Representatives from 45 different institutions of higher learning from across the United States, including Puerto Rico, gathered at Harvard’s Science Center Nov. 18-19 to focus on the vexing question of how to attract and retain a more diverse pool of students in the fields of science, technology, engineering, and mathematics.
The emphasis at the conference, first in a series of three “Symposia on Diversity in the Sciences: Mentoring and Retaining Underrepresented Students” was on success and effectiveness: Conferees heard from students, faculty, administrators, and funders of programs with strong reputations for bringing students of color and women into academic fields where they have historically been few and far between.
“This symposia series underscores that increasing the numbers of underrepresented minority students in the sciences requires developing effective mentoring and retention programs,” said Evelynn Hammonds, senior vice provost for Faculty Development and Diversity who gave opening remarks. “[Director of Life Sciences Education] Rob Lue, who has been at the forefront of addressing these issues at Harvard, brought together scientists, administrators, and students from institutions across the country to engage in an exciting set of discussions about how to make concrete the goal of true diversity in the scientific workforce.”
In her remarks, Hammonds also underscored the importance of making it possible for undergraduates to get valuable research experience in laboratories. She stressed that hands-on training in the field is key to inspiring students to continue on to careers in science.
The closing session of the conference included a plea for “a new paradigm” for diversity initiatives, and a new level of effort to understand what really determines their success.
John Matsui, a biologist who is director of the Biological Scholars Program (BSP) at the University of California, Berkeley, told the conference, “I’m really concerned about the state of diversity efforts.” Ticking off a list of elements of his own program, including mentoring and providing special resources to those who are the first in their families to go to college, he said, “We’ve done the same list of things for years. I believe that we need a new paradigm.”
Noting that affirmative action programs have been around for nearly 40 years in more or less the same form, he likened continuing the traditional approaches to diversity to relying on outmoded entertainment technologies. “It’s like using an eight-track approach in the era of the iPod nano.”
Members of his own program, which has been in existence for 13 years, graduate from Berkeley with biology degrees at virtually the same rate as the majority-group students not in the program. They do so, moreover, with grade point averages not significantly different from the majority – despite coming to Berkeley with SAT scores typically 200 points below their majority counterparts, as well as lower high school averages.
This leads Matsui to conclude that the BSP works as it is intended to, he said. But he added, “You might think this is false humility, but we don’t really know why.”

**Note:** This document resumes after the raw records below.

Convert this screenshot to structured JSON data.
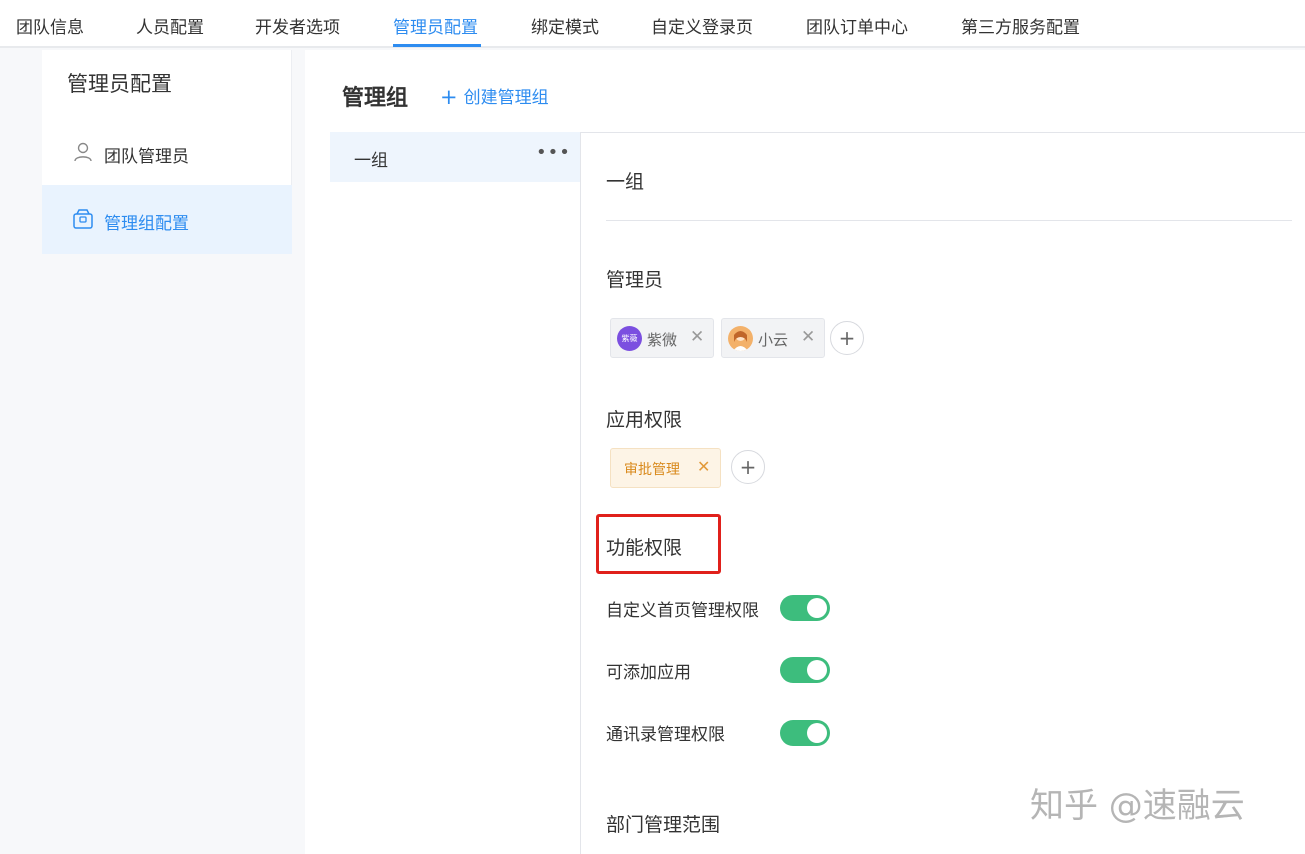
{
  "top_tabs": [
    {
      "label": "团队信息"
    },
    {
      "label": "人员配置"
    },
    {
      "label": "开发者选项"
    },
    {
      "label": "管理员配置",
      "active": true
    },
    {
      "label": "绑定模式"
    },
    {
      "label": "自定义登录页"
    },
    {
      "label": "团队订单中心"
    },
    {
      "label": "第三方服务配置"
    }
  ],
  "subsidebar": {
    "title": "管理员配置",
    "items": [
      {
        "label": "团队管理员",
        "icon": "user-icon"
      },
      {
        "label": "管理组配置",
        "icon": "box-icon",
        "active": true
      }
    ]
  },
  "main": {
    "title": "管理组",
    "create_label": "创建管理组",
    "groups": [
      {
        "name": "一组",
        "more": "•••"
      }
    ],
    "detail": {
      "group_name": "一组",
      "admins_label": "管理员",
      "admins": [
        {
          "name": "紫微",
          "avatar_text": "紫薇",
          "avatar_color": "#7b4fe0"
        },
        {
          "name": "小云",
          "avatar_text": "",
          "avatar_color": "#f0a050"
        }
      ],
      "app_perm_label": "应用权限",
      "apps": [
        {
          "name": "审批管理"
        }
      ],
      "func_perm_label": "功能权限",
      "permissions": [
        {
          "label": "自定义首页管理权限",
          "enabled": true
        },
        {
          "label": "可添加应用",
          "enabled": true
        },
        {
          "label": "通讯录管理权限",
          "enabled": true
        }
      ],
      "dept_scope_label": "部门管理范围"
    }
  },
  "watermark": "知乎 @速融云",
  "colors": {
    "accent": "#2d8cf0",
    "toggle_on": "#3dbd7d",
    "highlight_box": "#e0201b",
    "tag_text": "#d98a1d"
  }
}
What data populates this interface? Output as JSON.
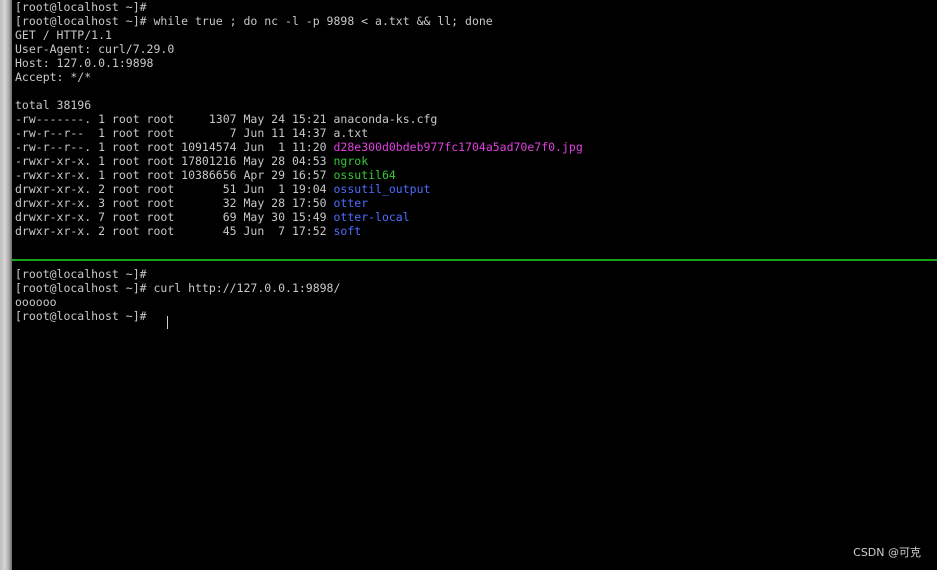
{
  "top_terminal": {
    "lines": [
      "[root@localhost ~]#",
      "[root@localhost ~]# while true ; do nc -l -p 9898 < a.txt && ll; done",
      "GET / HTTP/1.1",
      "User-Agent: curl/7.29.0",
      "Host: 127.0.0.1:9898",
      "Accept: */*",
      "",
      "total 38196"
    ],
    "listing": [
      {
        "meta": "-rw-------. 1 root root     1307 May 24 15:21 ",
        "name": "anaconda-ks.cfg",
        "color": "#c8c8c8"
      },
      {
        "meta": "-rw-r--r--  1 root root        7 Jun 11 14:37 ",
        "name": "a.txt",
        "color": "#c8c8c8"
      },
      {
        "meta": "-rw-r--r--. 1 root root 10914574 Jun  1 11:20 ",
        "name": "d28e300d0bdeb977fc1704a5ad70e7f0.jpg",
        "color": "#e040e0"
      },
      {
        "meta": "-rwxr-xr-x. 1 root root 17801216 May 28 04:53 ",
        "name": "ngrok",
        "color": "#34c934"
      },
      {
        "meta": "-rwxr-xr-x. 1 root root 10386656 Apr 29 16:57 ",
        "name": "ossutil64",
        "color": "#34c934"
      },
      {
        "meta": "drwxr-xr-x. 2 root root       51 Jun  1 19:04 ",
        "name": "ossutil_output",
        "color": "#4d6dff"
      },
      {
        "meta": "drwxr-xr-x. 3 root root       32 May 28 17:50 ",
        "name": "otter",
        "color": "#4d6dff"
      },
      {
        "meta": "drwxr-xr-x. 7 root root       69 May 30 15:49 ",
        "name": "otter-local",
        "color": "#4d6dff"
      },
      {
        "meta": "drwxr-xr-x. 2 root root       45 Jun  7 17:52 ",
        "name": "soft",
        "color": "#4d6dff"
      }
    ]
  },
  "bottom_terminal": {
    "lines": [
      "[root@localhost ~]#",
      "[root@localhost ~]# curl http://127.0.0.1:9898/",
      "oooooo",
      "[root@localhost ~]# "
    ]
  },
  "watermark": "CSDN @可克",
  "colors": {
    "background": "#000000",
    "text": "#c8c8c8",
    "image_file": "#e040e0",
    "executable": "#34c934",
    "directory": "#4d6dff",
    "pane_divider": "#18a318"
  }
}
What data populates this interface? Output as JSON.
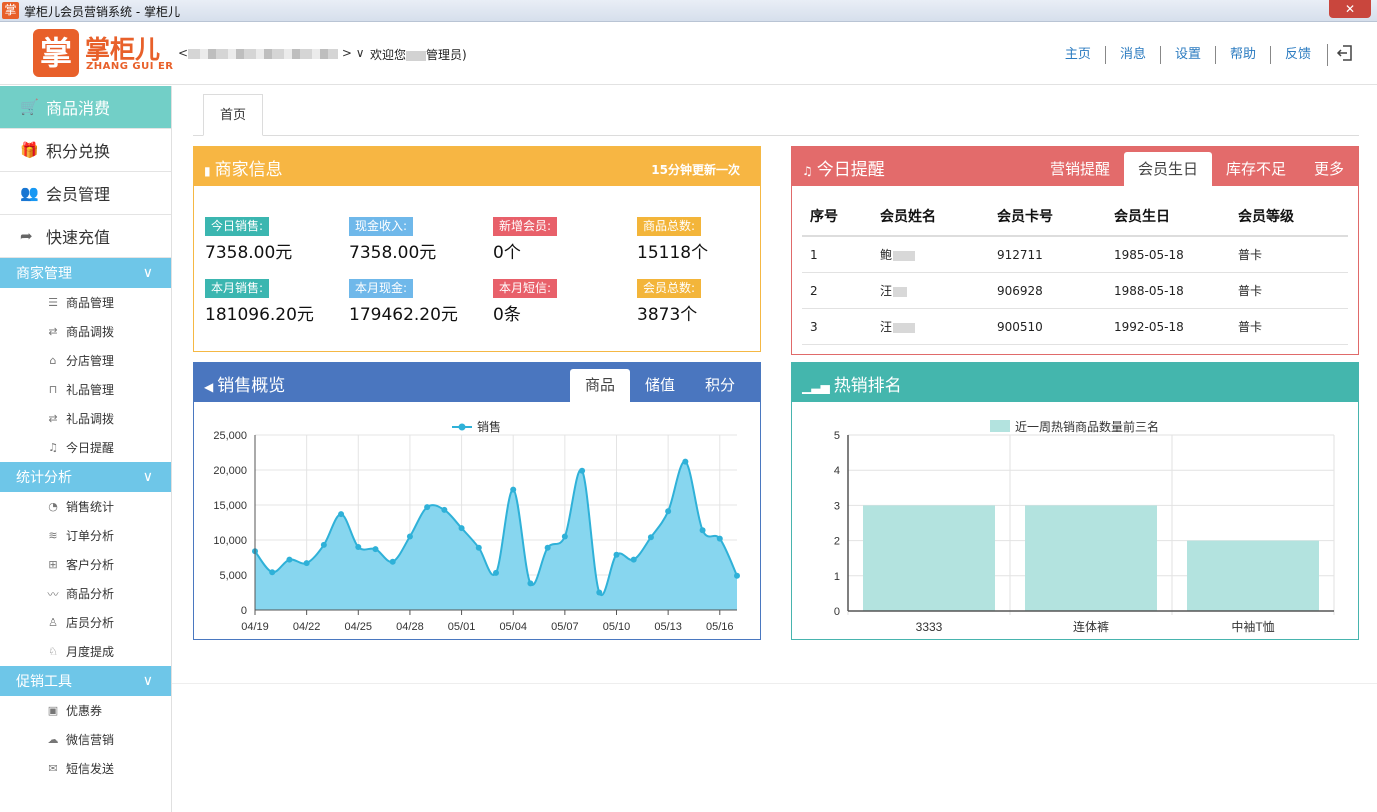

Matsui called for educational research to analyze the success and failure of students in diversity programs. “We must go beyond simply describing what we are doing to understanding what works, what does not, and for whom.”
In the “show me the numbers” culture of today, that lack of data isn’t going to be acceptable, Matsui suggested.
Harvard President Lawrence H. Summers, who gave the conference’s closing remarks, picked up the call for rigorous analysis and data-driven inquiry. He cited three rationales – “any one of which would suffice to generate a major effort” – for the pursuit of diversity in the sciences: simple fairness; the need to attract the ablest people in any field by diversifying the pool – what he called “fishing in as large a lake as possible”; and the fact that “better outcomes come from more diverse themes.”
He also pointed out a fourth rationale for diversity programs: that many of the things an institution does to promote diversity also promote good practice generally. In the case of recommendations made by two task forces convened this past spring to work on diversity issues at Harvard, he cited more systematic feedback and mentoring as probably useful for all junior faculty, not just minorities and women.
The symposium was inspired by a panel discussion at the October 2004 Howard Hughes Medical Institute (HHMI) Program Directors/Professors meeting in Washington, D.C. The Harvard session is to be followed in April by another at the University of Louisiana, Monroe, and a third next October at the University of Washington, Seattle. The point of the symposia is to disseminate information about successful diversity programs to “institutions that are primed for change,” as the conference organizers have put it.